Ao falar para mais de dois mil técnicos, cientistas e políticos reunidos em Estocolmo na conferência da 17ª Semana Mundial da Água, que começou domingo e vai até o próximo sábado, Tibaijuka afirmou que este será o principal tema que a comunidade internacional deverá abordar ao longo deste século. “A escassez de água pode ameaçar a estabilidade social no mundo”, alertou. “Necessitamos encontrar urgentemente novos enfoques para utilizar melhor nossos recursos financeiros”, acrescentou.
Um estudo do Banco Asiático de Desenvolvimento (BAD) divulgado na capital sueca indica que um investimento mínimo de US$ 8 bilhões anuais garantiria que cada país desse continente reduzisse pela metade a proporçao de habitantes sem acesso à água e melhoraria seu saneamento. O autor do estudo, Arjun Thapan, disse que uma vez alcançado esse objetivo de investimento seria possível obter indiretamente em contrapartida US$ 54 bilhões anuais de lucro. “É o cúmulo da irracionalidade econômica não investir nestes serviços vitais”, afirmou.
O estudo da Ásia Water Watch 2015 destaca que o impacto deste recurso é tão difuso que cada dólar investido para que a população tenha acesso à água e a um melhor saneamento retorna US$ 6 em benefícios educativos e de saúde. “Não é trabalhar apenas pela água em si, mas pela água para o bem dos pobres. A água limpa e melhor saneamento podem salvar os pobres, melhorar sua saúde e dar-lhes maiores oportunidades de renda”, diz o texto. Apesar destes claros argumentos para investir na água, o BAD disse que os governos asiáticos não avançaram nesse sentido.
Reconhecendo a magnitude das “dores pela água” da Ásia, o BAD disse estar comprometido em incrementar os investimentos no setor e, assim, cumprir os Objetivos de Desenvolvimento do Milênio, que entre outras coisas propõem reduzir, até 2015, em 50% o número de pessoas que carecem de acesso à água potável. O BAD também criará a Facilidade para uma Sociedade no Financiamento da Água, que pretende movimentar US$ 100 milhões para apoiar projetos no setor com a colaboração de sócios no Norte industrializado. Por outro lado, segundo dados da ONU, mais de 177 milhões de pessoas sofreram a causa de aproximadamente 300 desastres naturais no planeta, a maioria destes ligados com a água, somente este ano.

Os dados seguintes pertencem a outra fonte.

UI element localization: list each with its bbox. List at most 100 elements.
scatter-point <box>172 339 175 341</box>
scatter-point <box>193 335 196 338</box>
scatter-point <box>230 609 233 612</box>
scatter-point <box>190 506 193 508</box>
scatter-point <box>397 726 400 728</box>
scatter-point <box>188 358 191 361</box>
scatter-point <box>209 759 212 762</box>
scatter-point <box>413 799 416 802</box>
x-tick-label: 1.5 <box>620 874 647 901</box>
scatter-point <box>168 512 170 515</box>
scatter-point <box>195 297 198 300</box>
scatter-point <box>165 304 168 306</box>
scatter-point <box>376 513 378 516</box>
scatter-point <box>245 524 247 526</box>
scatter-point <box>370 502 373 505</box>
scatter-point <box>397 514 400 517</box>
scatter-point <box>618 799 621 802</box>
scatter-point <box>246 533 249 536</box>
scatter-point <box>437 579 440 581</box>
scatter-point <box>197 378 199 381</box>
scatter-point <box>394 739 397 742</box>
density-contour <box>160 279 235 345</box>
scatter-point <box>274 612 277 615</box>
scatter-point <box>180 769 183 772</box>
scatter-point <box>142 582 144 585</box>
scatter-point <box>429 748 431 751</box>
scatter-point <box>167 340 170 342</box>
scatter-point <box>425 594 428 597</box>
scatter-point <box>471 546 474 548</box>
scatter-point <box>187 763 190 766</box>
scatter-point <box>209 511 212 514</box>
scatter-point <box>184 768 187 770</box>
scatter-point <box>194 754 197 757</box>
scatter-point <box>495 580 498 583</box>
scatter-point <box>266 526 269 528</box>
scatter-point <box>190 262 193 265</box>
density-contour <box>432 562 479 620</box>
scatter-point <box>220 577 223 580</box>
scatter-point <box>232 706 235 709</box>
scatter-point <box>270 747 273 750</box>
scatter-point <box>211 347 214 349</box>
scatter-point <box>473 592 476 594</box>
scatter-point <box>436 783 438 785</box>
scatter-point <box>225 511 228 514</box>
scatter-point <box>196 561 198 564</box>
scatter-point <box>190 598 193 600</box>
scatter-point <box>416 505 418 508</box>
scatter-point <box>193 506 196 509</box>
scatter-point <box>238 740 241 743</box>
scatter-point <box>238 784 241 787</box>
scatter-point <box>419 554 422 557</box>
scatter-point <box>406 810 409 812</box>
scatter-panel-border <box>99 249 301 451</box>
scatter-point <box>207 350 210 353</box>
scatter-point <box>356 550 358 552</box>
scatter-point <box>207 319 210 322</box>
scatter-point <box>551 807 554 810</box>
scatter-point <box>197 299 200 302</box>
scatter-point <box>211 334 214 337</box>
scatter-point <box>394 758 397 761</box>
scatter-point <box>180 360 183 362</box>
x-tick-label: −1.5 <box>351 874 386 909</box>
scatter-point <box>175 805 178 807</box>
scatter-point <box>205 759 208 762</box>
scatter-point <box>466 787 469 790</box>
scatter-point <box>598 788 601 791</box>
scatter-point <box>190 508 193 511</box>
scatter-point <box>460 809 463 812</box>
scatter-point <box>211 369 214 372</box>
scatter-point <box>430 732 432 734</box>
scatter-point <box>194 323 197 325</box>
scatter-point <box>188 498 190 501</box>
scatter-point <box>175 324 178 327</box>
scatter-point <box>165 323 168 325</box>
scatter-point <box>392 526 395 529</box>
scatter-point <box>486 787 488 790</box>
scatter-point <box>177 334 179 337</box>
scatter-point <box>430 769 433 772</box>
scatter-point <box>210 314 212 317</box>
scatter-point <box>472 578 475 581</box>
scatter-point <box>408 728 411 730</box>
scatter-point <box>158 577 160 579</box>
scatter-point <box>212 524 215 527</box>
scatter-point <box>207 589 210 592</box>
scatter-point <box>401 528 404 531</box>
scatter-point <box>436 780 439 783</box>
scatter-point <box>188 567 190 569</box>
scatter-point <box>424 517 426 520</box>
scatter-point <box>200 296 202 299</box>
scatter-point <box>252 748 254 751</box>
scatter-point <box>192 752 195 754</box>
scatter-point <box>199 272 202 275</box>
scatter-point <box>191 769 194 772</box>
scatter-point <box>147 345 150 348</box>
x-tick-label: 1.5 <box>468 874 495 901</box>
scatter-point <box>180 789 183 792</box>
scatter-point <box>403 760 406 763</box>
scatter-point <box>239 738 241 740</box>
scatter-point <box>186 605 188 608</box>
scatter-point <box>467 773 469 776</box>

Entre as catástrofes se destacam as devastadoras secas na África e China e as maciças inundações na Ásia e também no continente africano, todas causando prejuízos de aproximadamente US$ 15 bilhões. Estes desastres naturais também são atribuídos aos efeitos da mudança climática. Falando em nome das 130 nações em desenvolvimento que formam o Grupo dos 77, o ministro de Meio Ambiente do Paquistão, Makhdoom Faisal Saleh Haya, disse em uma reunião da Assembléia Geral da ONU no mês passado que a mudança climática supõe graves riscos e desafios, em particular para os países do Sul.
Portanto, é necessária uma urgente ação global de resposta, afirmou. “Estamos preocupados com a possibilidade de os efeitos adversos da mudança climática e os fenômenos associados, incluindo o aumento do nível domar e a elevação da freqüência e intensidade dos furacões, ciclones, inundações e outros eventos climáticos, como o derretimento das geleiras, as secas e a desertificação, ameacem o desenvolvimento sustentável, a subsistência e a própria existência de muitos países em desenvolvimento”, afirmou.